Paix liturgique: And then followed the time for the actual Encounters…
Bruno Roma: …among all the guests, gathered around a beautiful buffet which in fact and as usual was one of the outstanding moments of that day.
Paix liturgique: Then the work resumed.
Bruno Roma: Yes, with a highly interesting presentation by Jean de Tauriers, who outlined for us the international and missionary dimensions of the Pilgrimage of Notre-Dame de Chrétienté to Chartres, the historic model of the great religious demonstrations of piety of the traditional Mass.
Paix liturgique: And there was a conclusion, given by Christian Marquant
Bruno Roma: It was actually more than a conclusion, as Christian Marquant sought, in one hour, to paint a history of our attachment to the traditional liturgy. In doing so he insisted on the fact that it was this extraordinary resistance that had spurred Roman authorities first to tolerate us and then to reintegrate us fully into the official liturgical sphere, whereas there were those who tried to convince us of the contrary, namely that we exist only thanks to that tolerance.
Paix liturgique: Does that make a big difference?
Bruno Roma: Yes, of course, since in the latter case we exist only because certain authorities have willed and accepted it, whereas in the former case we exist thanks to our attachment to our Catholic faith and need not fear any putative “backlash” from certain persons of ill will who today might attempt to cancel the benefits that were granted to us yesterday.
Paix liturgique: Was that the end of the day, then?
Bruno Roma: Not at all, because it ended in a magnificent ceremony in the church of Saint Mary of the Martyrs, i.e. the Pantheon, where the rector was able to welcome 170 faithful (there were 750 last year) for the pontifical Vespers of Saint Raphael.
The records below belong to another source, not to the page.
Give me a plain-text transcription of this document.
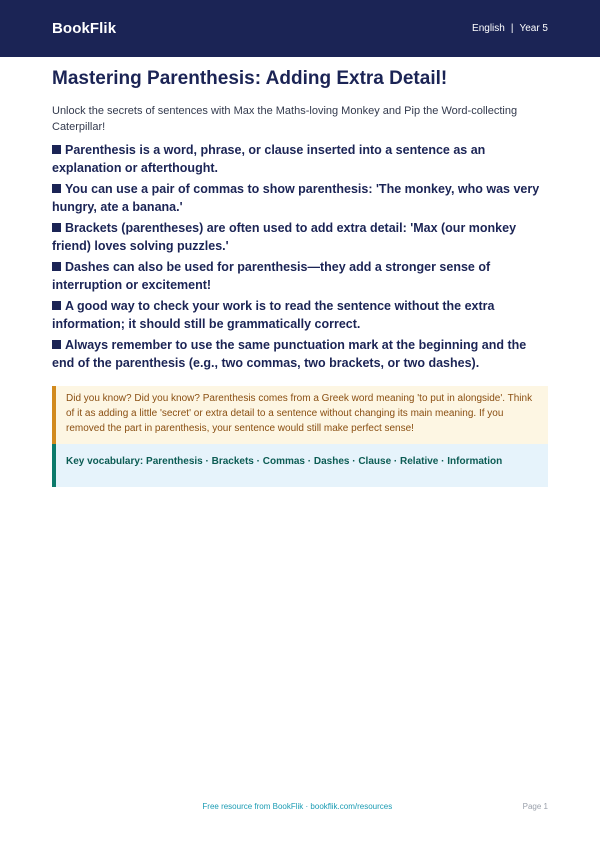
BookFlik	English | Year 5
Mastering Parenthesis: Adding Extra Detail!

Unlock the secrets of sentences with Max the Maths-loving Monkey and Pip the Word-collecting Caterpillar!

Parenthesis is a word, phrase, or clause inserted into a sentence as an explanation or afterthought.
You can use a pair of commas to show parenthesis: 'The monkey, who was very hungry, ate a banana.'
Brackets (parentheses) are often used to add extra detail: 'Max (our monkey friend) loves solving puzzles.'
Dashes can also be used for parenthesis—they add a stronger sense of interruption or excitement!
A good way to check your work is to read the sentence without the extra information; it should still be grammatically correct.
Always remember to use the same punctuation mark at the beginning and the end of the parenthesis (e.g., two commas, two brackets, or two dashes).
Did you know? Did you know? Parenthesis comes from a Greek word meaning 'to put in alongside'. Think of it as adding a little 'secret' or extra detail to a sentence without changing its main meaning. If you removed the part in parenthesis, your sentence would still make perfect sense!
Key vocabulary: Parenthesis · Brackets · Commas · Dashes · Clause · Relative · Information
Free resource from BookFlik · bookflik.com/resources	Page 1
Paix liturgique: Pontifical Vespers?
Bruno Roma: Yes, thanks to our friend Don Giorgio Lensi we had the joy of welcoming Bishop Janfranco Girotti, titular bishop of Meta, and Regent Emeritus of the Apostolic Penitentiary. He presided over a beautiful ceremony organized by priests of the Institute of the Good Shepherd.
Paix liturgique: Now this was not the first time that you organized a ceremony at the Pantheon on Friday?
Bruno Roma: It has become a tradition that provides a bridge between the Encounter and the pilgrimage. It is above all a magnificent time of prayer, enriched with near-heavenly music, which in this privileged location gives us a foretaste of heaven.
Paix liturgique: And what happened on Saturday, since—as I understand it—the Saturday procession had become unfeasible because of sanitary measures?
Bruno Roma: Indeed, that is why our intense Summorum Pontificum event ended at noon on Saturday with a beautiful pontifical Mass of thanksgiving celebrated by Cardinal Burke in the church of Santa Trinità dei Pellegrini. The doors were closed, but the place was filled with a crowd of representatives of the people of Summorum Pontificum hailing from all over the world, all happy to be participating in this beautiful ceremony.
Paix liturgique: Two beautiful days, despite the circumstances.
Bruno Roma: Quite right, but we hope that next year our Encounter and the Summorum Pontificum pilgrimage can run smoothly—and we’re already preparing for that.
Paix liturgique: Already?
Bruno Roma: Why yes, all the organizers are already at it, for this new high point of the people of Summorum Pontificum, which will take place October 29, 30, and 31, 2020 under the patronage of Archbishop Salvatore Cordileone of San Francisco.